Basically, I am trying to find the following pattern in a multiline textbox:
[p]anyword bla bla anyword[/p]
1.) The pattern can occur n-times in the textbox and I also want it n-times to be found.
2.) Between [p] and [/p] can be any character including whitespaces and linebreaks (“\r\n” in C#)

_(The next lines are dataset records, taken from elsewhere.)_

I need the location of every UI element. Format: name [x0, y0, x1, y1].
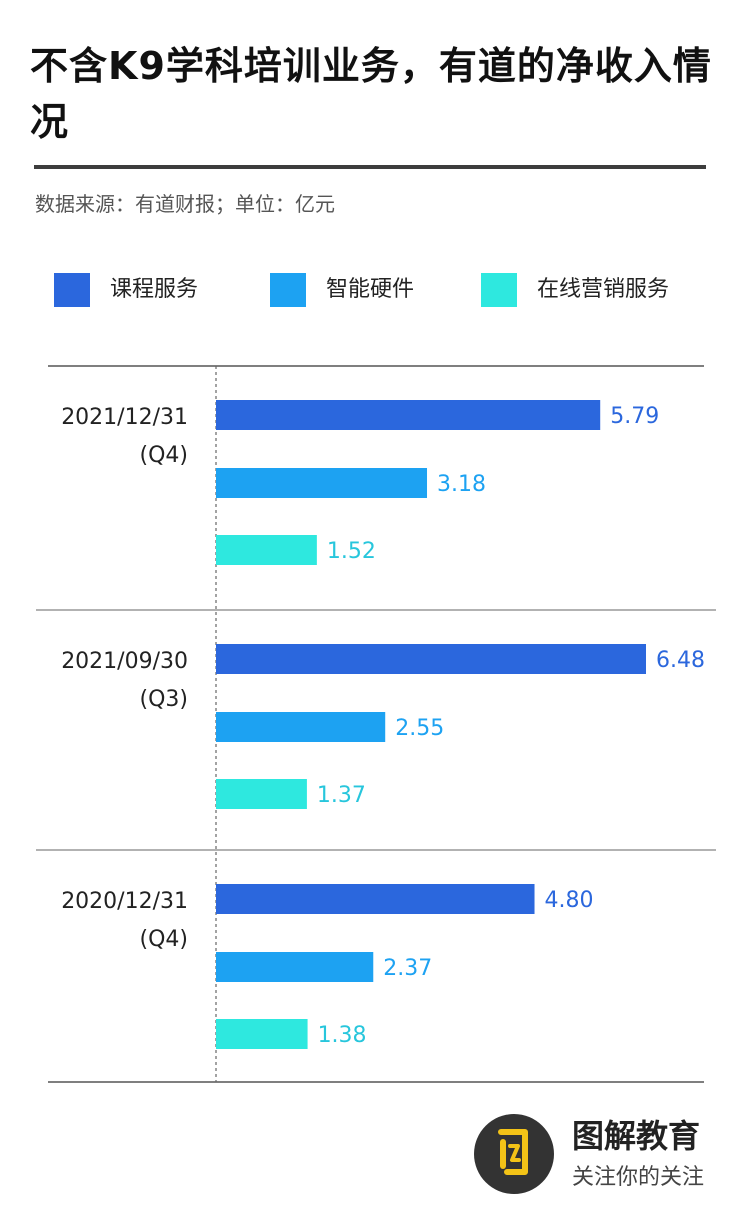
bar-online-marketing	[216, 779, 307, 809]
category-date-label: 2021/12/31	[61, 405, 188, 430]
category-quarter-label: (Q3)	[140, 687, 188, 712]
data-label-online-marketing: 1.38	[318, 1023, 367, 1048]
bar-online-marketing	[216, 1019, 308, 1049]
bar-smart-devices	[216, 712, 386, 742]
category-quarter-label: (Q4)	[140, 443, 188, 468]
chart-legend: 课程服务 智能硬件 在线营销服务	[0, 270, 750, 314]
brand-slogan: 关注你的关注	[572, 1165, 705, 1190]
data-label-course-services: 4.80	[545, 888, 594, 913]
brand-logo: 图解教育 关注你的关注	[474, 1110, 734, 1200]
bar-online-marketing	[216, 535, 317, 565]
legend-swatch-course-services	[54, 273, 90, 307]
title-divider	[34, 165, 706, 169]
data-label-course-services: 6.48	[656, 648, 705, 673]
data-label-smart-devices: 3.18	[437, 472, 486, 497]
data-label-smart-devices: 2.37	[383, 956, 432, 981]
category-date-label: 2020/12/31	[61, 889, 188, 914]
legend-swatch-online-marketing	[481, 273, 517, 307]
bar-chart: 2021/12/31 (Q4) 5.79 3.18 1.52 2021/09/30 (Q3)…	[36, 365, 716, 1083]
legend-label-smart-devices: 智能硬件	[326, 277, 415, 302]
brand-mark-icon	[498, 1129, 528, 1175]
data-label-online-marketing: 1.37	[317, 783, 366, 808]
bar-smart-devices	[216, 952, 374, 982]
category-quarter-label: (Q4)	[140, 927, 188, 952]
bar-course-services	[216, 644, 646, 674]
data-label-course-services: 5.79	[610, 404, 659, 429]
data-label-smart-devices: 2.55	[395, 716, 444, 741]
legend-label-course-services: 课程服务	[110, 277, 199, 302]
legend-swatch-smart-devices	[270, 273, 306, 307]
bar-smart-devices	[216, 468, 428, 498]
brand-name: 图解教育	[572, 1117, 701, 1155]
category-date-label: 2021/09/30	[61, 649, 188, 674]
bar-course-services	[216, 400, 601, 430]
bar-course-services	[216, 884, 535, 914]
data-source-note: 数据来源：有道财报；单位：亿元	[35, 192, 335, 216]
data-label-online-marketing: 1.52	[327, 539, 376, 564]
page-title: 不含K9学科培训业务，有道的净收入情况	[30, 44, 712, 144]
legend-label-online-marketing: 在线营销服务	[537, 277, 670, 302]
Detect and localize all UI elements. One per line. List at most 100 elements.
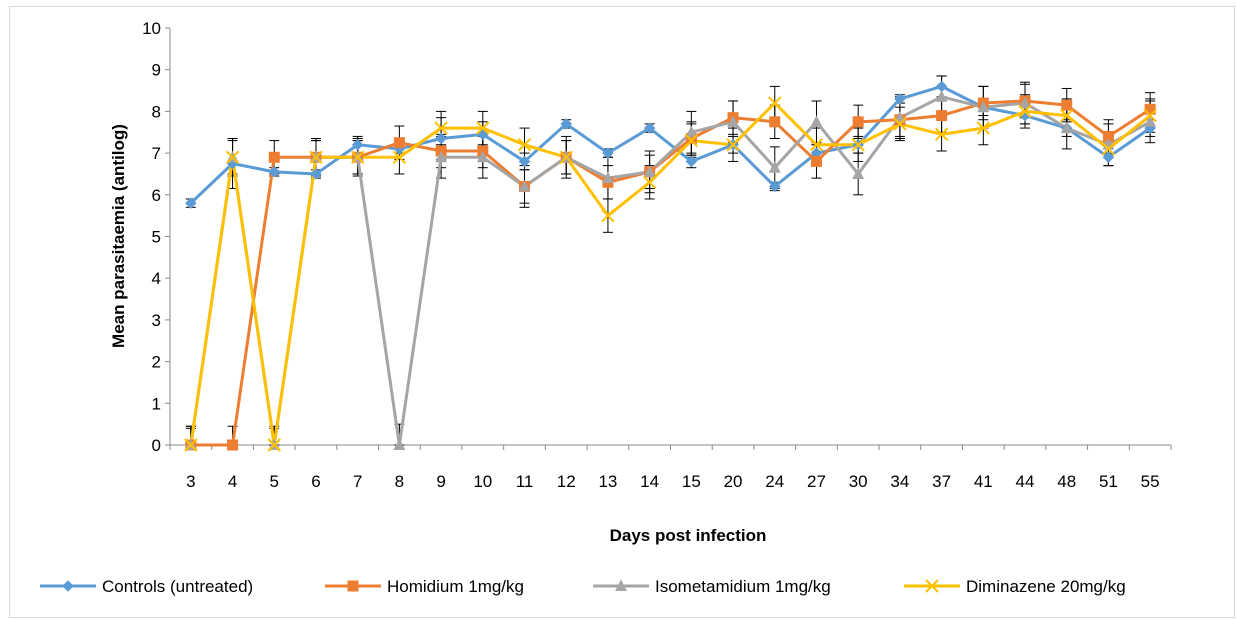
y-tick-label: 2	[152, 353, 161, 372]
data-point-diminazene-20mg-kg	[1060, 108, 1074, 123]
x-tick-label: 9	[436, 472, 445, 491]
marker-stroke	[517, 138, 532, 152]
data-point-isometamidium-1mg-kg	[393, 438, 406, 450]
legend-marker	[925, 579, 939, 593]
data-point-diminazene-20mg-kg	[684, 133, 699, 148]
x-tick-label: 10	[473, 472, 492, 491]
data-point-controls-untreated	[310, 168, 322, 180]
x-tick-label: 34	[890, 472, 909, 491]
data-point-controls-untreated	[560, 118, 573, 130]
marker-stroke	[225, 150, 240, 164]
data-point-diminazene-20mg-kg	[768, 96, 782, 110]
marker-stroke	[434, 121, 448, 135]
data-point-isometamidium-1mg-kg	[435, 150, 448, 163]
legend-item-isometamidium-1mg-kg: Isometamidium 1mg/kg	[593, 577, 831, 596]
marker-stroke	[309, 150, 323, 164]
y-tick-label: 5	[152, 228, 161, 247]
x-tick-label: 8	[395, 472, 404, 491]
legend-item-controls-untreated: Controls (untreated)	[40, 577, 253, 596]
data-point-homidium-1mg-kg	[769, 116, 781, 128]
data-point-isometamidium-1mg-kg	[643, 165, 656, 177]
error-bars	[185, 75, 1156, 446]
x-tick-label: 20	[724, 472, 743, 491]
marker-stroke	[809, 138, 824, 152]
x-tick-label: 41	[974, 472, 993, 491]
legend-label: Controls (untreated)	[102, 577, 253, 596]
x-tick-label: 14	[640, 472, 659, 491]
data-point-diminazene-20mg-kg	[976, 121, 991, 135]
data-point-isometamidium-1mg-kg	[518, 179, 531, 192]
x-tick-label: 30	[849, 472, 868, 491]
data-point-controls-untreated	[1102, 151, 1115, 164]
data-point-isometamidium-1mg-kg	[768, 161, 781, 173]
x-tick-label: 13	[598, 472, 617, 491]
x-tick-label: 27	[807, 472, 826, 491]
legend-label: Homidium 1mg/kg	[387, 577, 524, 596]
data-point-diminazene-20mg-kg	[1018, 104, 1032, 119]
x-tick-label: 15	[682, 472, 701, 491]
x-tick-label: 12	[557, 472, 576, 491]
x-tick-label: 55	[1141, 472, 1160, 491]
legend-marker	[615, 579, 627, 591]
data-point-controls-untreated	[894, 93, 906, 105]
data-point-diminazene-20mg-kg	[309, 150, 323, 164]
marker-stroke	[934, 127, 949, 142]
x-tick-label: 24	[765, 472, 784, 491]
data-point-homidium-1mg-kg	[1102, 130, 1114, 142]
marker-stroke	[184, 438, 198, 452]
x-tick-labels: 3 4 5 6 7 8 9 10 11 12 13 14 15 20 24 27 30 34 37 41 44 48 51 5…	[186, 472, 1159, 491]
data-point-controls-untreated	[935, 80, 948, 93]
x-tick-label: 4	[228, 472, 237, 491]
marker-stroke	[476, 121, 490, 135]
x-tick-label: 51	[1099, 472, 1118, 491]
y-tick-label: 6	[152, 186, 161, 205]
data-point-controls-untreated	[768, 180, 781, 193]
marker-stroke	[1060, 108, 1074, 123]
marker-stroke	[726, 138, 740, 152]
data-point-diminazene-20mg-kg	[350, 150, 365, 164]
data-point-diminazene-20mg-kg	[184, 438, 198, 452]
data-point-isometamidium-1mg-kg	[727, 115, 740, 127]
marker-stroke	[559, 150, 573, 164]
x-tick-label: 44	[1016, 472, 1035, 491]
legend-item-diminazene-20mg-kg: Diminazene 20mg/kg	[904, 577, 1126, 596]
series-line-isometamidium-1mg-kg	[189, 95, 1151, 447]
data-point-isometamidium-1mg-kg	[977, 100, 990, 113]
legend-label: Isometamidium 1mg/kg	[655, 577, 831, 596]
x-tick-label: 11	[516, 472, 534, 491]
marker-stroke	[267, 438, 281, 452]
data-point-isometamidium-1mg-kg	[476, 150, 489, 163]
data-point-diminazene-20mg-kg	[642, 175, 657, 189]
x-tick-label: 6	[311, 472, 320, 491]
data-point-homidium-1mg-kg	[852, 116, 864, 128]
legend-label: Diminazene 20mg/kg	[966, 577, 1126, 596]
series-markers	[184, 80, 1157, 452]
legend-marker	[347, 580, 359, 592]
data-point-isometamidium-1mg-kg	[1019, 96, 1032, 109]
data-point-isometamidium-1mg-kg	[935, 90, 948, 102]
legend-item-homidium-1mg-kg: Homidium 1mg/kg	[325, 577, 524, 596]
data-point-isometamidium-1mg-kg	[810, 115, 823, 127]
data-point-diminazene-20mg-kg	[809, 138, 824, 152]
data-point-homidium-1mg-kg	[810, 155, 822, 167]
series-line-diminazene-20mg-kg	[189, 101, 1152, 447]
data-point-diminazene-20mg-kg	[726, 138, 740, 152]
data-point-diminazene-20mg-kg	[851, 138, 865, 152]
data-point-isometamidium-1mg-kg	[852, 167, 865, 179]
marker-stroke	[1101, 142, 1116, 156]
data-point-homidium-1mg-kg	[1144, 103, 1156, 115]
data-point-diminazene-20mg-kg	[392, 150, 407, 164]
x-tick-label: 37	[932, 472, 951, 491]
legend-marker	[62, 580, 74, 592]
marker-stroke	[893, 117, 907, 131]
data-point-controls-untreated	[268, 166, 281, 178]
data-point-diminazene-20mg-kg	[893, 117, 907, 131]
marker-stroke	[976, 121, 991, 135]
series-lines	[189, 84, 1152, 447]
data-point-diminazene-20mg-kg	[601, 208, 615, 223]
data-point-homidium-1mg-kg	[227, 439, 239, 451]
marker-stroke	[642, 175, 657, 189]
x-tick-label: 7	[353, 472, 362, 491]
y-tick-label: 7	[152, 144, 161, 163]
data-point-isometamidium-1mg-kg	[1060, 121, 1073, 134]
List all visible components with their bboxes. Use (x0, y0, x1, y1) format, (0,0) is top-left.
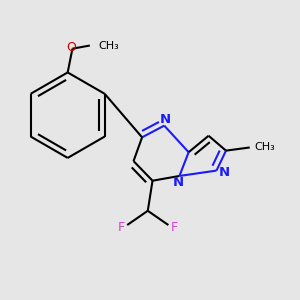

3.) I want the whole pattern, inluding the [p] and [/p]
The following code is very near to my wanted result. The problem is, that multiple linebreaks can occur between [p] and [/p]. I have tried out many many solutions. Nothing worked for me.
private void getTextFromTag2(String Tag, String txt)
{
txt = txt.Replace("\r", "");
string re1 = "(\\[";
string re2 = "p";
string re3 = "\\]";
string re4 = ".*"; // Here lies the problem
string re5 = ""; // Left open for a solution => \r\n cann occur n-times
string re6 = "\\[";
string re7 = "\\/";
string re8 = "p";
string re9 = "\\])";
Regex r = new Regex(re1 + re2 + re3 + re4 + re5 + re6 + re7 + re8 + re9, RegexOptions.IgnoreCase | RegexOptions.Multiline);
MatchCollection mc = r.Matches(txt, 0);
foreach (Match match in mc)
{
String c1 = match.Groups[1].ToString();
Console.Write(c1 + "\r\n");
}
}
As you might see, I already replaced “\r” with “” in txt, because the RegEx engine of .NET seems to want only “\n” as a new line character.
I think, the problem in my code is to be found in re4 and re5. re4 finds any character and works good, as long as there are no line breaks.
I think, re4 should say “any character, including whitespaces and \n”. But I really don’t get it.
So once again: Everting works fine, even if the pattern occurs many times in the textbox. The problem is, when linebreaks occur between [p] and [/p]
Here is an examle that does NOT work
[p]BlaBla BlaBla \r\n
BlaBla BlaBla \r\n
\r\n
BlaBla
[/p]
Here is an examle that DOES work
[p]BlaBla BlaBla[/p]
\r\n
\r\n
[p]Even more BlaBla[/p]
\r\n
\r\n
[p]Much more BlaBla[/p]
Please excuse my english. I am not a native english speaker.
Thank you.
This is the code, that now works for me. The changed things are //Changed Tagged
private void getTextFromTag2(String Tag, String txt)
{
//txt = txt.Replace("\r", ""); //Changed
string re1 = "(\\[";
string re2 = "p";
string re3 = "\\]";
string re4 = ".*";
string re5 = "?"; // Changed
string re6 = "\\[";
string re7 = "\\/";
string re8 = "p";
string re9 = "\\])";
Regex r = new Regex(re1 + re2 + re3 + re4 + re5 + re6 + re7 + re8 + re9, RegexOptions.IgnoreCase | RegexOptions.Multiline | RegexOptions.Singleline); //Changed
MatchCollection mc = r.Matches(txt, 0);
foreach (Match match in mc)
{
String c1 = match.Groups[1].ToString();
Console.Write(c1 + "\r\n");
}
}
Thank you so much.
You need to specify the Singleline option
Basically the “Dot-matches-all” option you may be familiar with from other languages. The Multiline option you set only affects the behavior of the matching the beginning and ending of a line. See RegexOption class for more details.
The other issue with the regex you provided is the
*is greedy. so [p][/p][p][/p] would be a single match (it matched on the first [p] and the last [/p]. changing your re5 to:Will fix that so you get two seperate matches.